Sotaque caipira será “tombado” em cidade do interior de SP

Conselho abriu processo de tombamento da variedade linguística regional. ‘O que antes era pejorativo deve ser motivo de orgulho’, diz Mauro Rontani.

O linguajar falado em Piracicaba, no interior de São Paulo, já é conhecido no Brasil afora, pelo “erre” puxado e ênfase nas vogais, traços característicos do sotaque dos moradores da cidade. Mas agora, o dialeto “caipiracicabano” vai ser reconhecido como patrimônio imaterial. O Conselho de Defesa do Patrimônio Cultural (Codepac) do município abriu, na sexta (13), o processo de tombamento da variedade linguística regional.

A proposta que objetiva oficializar o dialeto caipira local como identidade cultural da cidade foi apresentada por quatro entidades da cidade: o Instituto Histórico e Geográfico de Piracicaba (IHGP), a Academia Piracicabana de Letras (APL), o Instituto Cecílio Elias Neto (Icen) e a Associação Piracicabana de Artistas Plásticos (Apap).

Do preconceito ao orgulho
O procurador-geral do município e presidente do Codepac, Mauro Rontani, ressaltou o valor da iniciativa. “O que antes era pejorativo deve ser considerado motivo de orgulho para a cidade”, disse.

“Devemos aprofundar os estudos a fim de que o sotaque e o dialeto caipiracicabanos, como bem imaterial, possam fazer parte do nosso livro de tombo de registro imaterial e receber o título de Patrimônio Cultural de Piracicaba”, concluiu.

Processo
Com a aprovação do parecer, inicia-se o levantamento de informações que sustentarão o processo, com consultas a especialistas, de documentos históricos e registros de manifestações diversas.

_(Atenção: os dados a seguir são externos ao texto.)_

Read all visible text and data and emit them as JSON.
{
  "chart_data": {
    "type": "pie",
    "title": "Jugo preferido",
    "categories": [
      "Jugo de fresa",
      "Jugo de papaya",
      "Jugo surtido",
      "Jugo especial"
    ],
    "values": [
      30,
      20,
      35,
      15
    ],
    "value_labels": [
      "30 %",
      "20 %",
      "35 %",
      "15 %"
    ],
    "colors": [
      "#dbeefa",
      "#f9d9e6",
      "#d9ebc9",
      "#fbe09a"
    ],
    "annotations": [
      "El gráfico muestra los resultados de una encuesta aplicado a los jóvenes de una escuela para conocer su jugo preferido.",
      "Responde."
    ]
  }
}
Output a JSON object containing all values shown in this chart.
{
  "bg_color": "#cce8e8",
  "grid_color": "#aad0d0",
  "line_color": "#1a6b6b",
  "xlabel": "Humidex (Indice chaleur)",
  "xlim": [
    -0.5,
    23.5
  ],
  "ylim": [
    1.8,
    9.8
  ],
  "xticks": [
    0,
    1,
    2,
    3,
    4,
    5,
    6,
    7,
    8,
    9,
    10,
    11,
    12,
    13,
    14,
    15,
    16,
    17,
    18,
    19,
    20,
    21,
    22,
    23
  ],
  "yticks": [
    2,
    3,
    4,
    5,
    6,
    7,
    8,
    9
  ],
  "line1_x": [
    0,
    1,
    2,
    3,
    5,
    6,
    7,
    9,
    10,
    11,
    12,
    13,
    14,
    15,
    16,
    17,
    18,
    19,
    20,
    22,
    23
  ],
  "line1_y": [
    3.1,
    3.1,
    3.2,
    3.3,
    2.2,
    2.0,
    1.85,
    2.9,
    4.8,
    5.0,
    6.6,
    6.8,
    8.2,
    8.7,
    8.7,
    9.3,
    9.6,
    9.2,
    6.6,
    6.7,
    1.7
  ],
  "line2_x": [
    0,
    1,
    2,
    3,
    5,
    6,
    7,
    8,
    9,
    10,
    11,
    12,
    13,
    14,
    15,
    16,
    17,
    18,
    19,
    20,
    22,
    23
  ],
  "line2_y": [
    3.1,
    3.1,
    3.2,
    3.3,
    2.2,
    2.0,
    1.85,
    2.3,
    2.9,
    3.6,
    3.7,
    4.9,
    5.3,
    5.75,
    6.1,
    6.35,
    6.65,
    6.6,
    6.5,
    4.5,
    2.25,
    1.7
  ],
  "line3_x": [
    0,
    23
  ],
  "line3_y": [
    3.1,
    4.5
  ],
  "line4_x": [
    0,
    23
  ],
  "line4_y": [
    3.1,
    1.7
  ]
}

Segundo a  historiadora do Instituto Histórico e Geográfico de Piracicaba, Renata Gava, esse inventário é feito também com gravação de voz, imagens e escritas, que confirmarão a relação direta entre a formação da cidade e o que ficou consagrado como cultura caipiracicabana.

Renata explicou que o sotaque e o dialeto podem variar à medida que são diferentes também o acesso à cultura, a motivação e a capacidade de perceber e articular sons de modo diferente, como acontece com o linguajar caipira.

“Essa singularidade rústica pode ser justificada pela miscigenação dos primeiros paulistas e influências linguísticas, uma vez que os indígenas e mestiços tinham dificuldade em articular sons das letras B, D, F, l, LH, R, V e Z em determinadas sílabas”, afirmou.

A peculiaridade do dialeto caipira, segundo a historiadora, que ressoa em letras de modas, no ponteio da viola, carrega em suas pronúncias os ‘erres’, a troca do ‘L’ pelo ‘R’ e ‘LH’ pelo ‘I’, é o que define o linguajar caipira como a língua dos Bandeirantes”, explicou Renata.

No entender da historiadora, a supressão de fonemas na palavra ou a expressão excessiva das vogais, dá ao homem caipira a referência de introvertido e apressado. “Esse dialeto originou variantes e as manteve”, disse.

“Ele contém muitas formas arcaicas e característica coloquial, como o elemento principal deste falar, o R retroflexo, mas há também um padrão linguístico característico como a troca do L pelo R, assim como casos de R e S caírem quando final de palavra, o D das formas verbais em ando, endo, indo cai e vocaliza-se em I”, detalhou.

Cultura Piracicaba
De acordo com o jornalista Cecílio Elias Neto, estudioso da cultura piracicabana, o termo “caipiracicabano” é uma criação do professor Thales Castanho de Andrade. “O professor João Chiarini foi o grande responsável por propagá-lo. A minha missão sempre foi mantê-lo vivo. Porque a cultura caipiracicabana é a nossa identidade”, reforçou.

Da Capital
Segundo Elias Neto, o sotaque caipiracicabano nasceu em São Paulo, a partir da relação dos índios com os portugueses, e chegou até o interior pelos rios, fixando-se no Vale do Médio Tietê, onde está Piracicaba. “É uma questão regional que deveria ser defendida regionalmente, por todas as cidades que se consideram caipiras”, defendeu.

Cecílio explica que o caipiracicabano é uma língua em que a pronúncia do R se dá com a língua voltada para dentro, enquanto o carioca fala o R com a língua voltada para fora. “Por isso, onde um caipira fala, é logo notado. A língua é a sua identidade. Muitas vezes ele se vê em uma posição inferior, como se estivesse cometendo um erro. Isso é absurdo”, enfatiza.

Presidente caipira
O jornalista lembrou que o presidente Prudente de Moraes ficou conhecido como Biriba, o presidente caipira.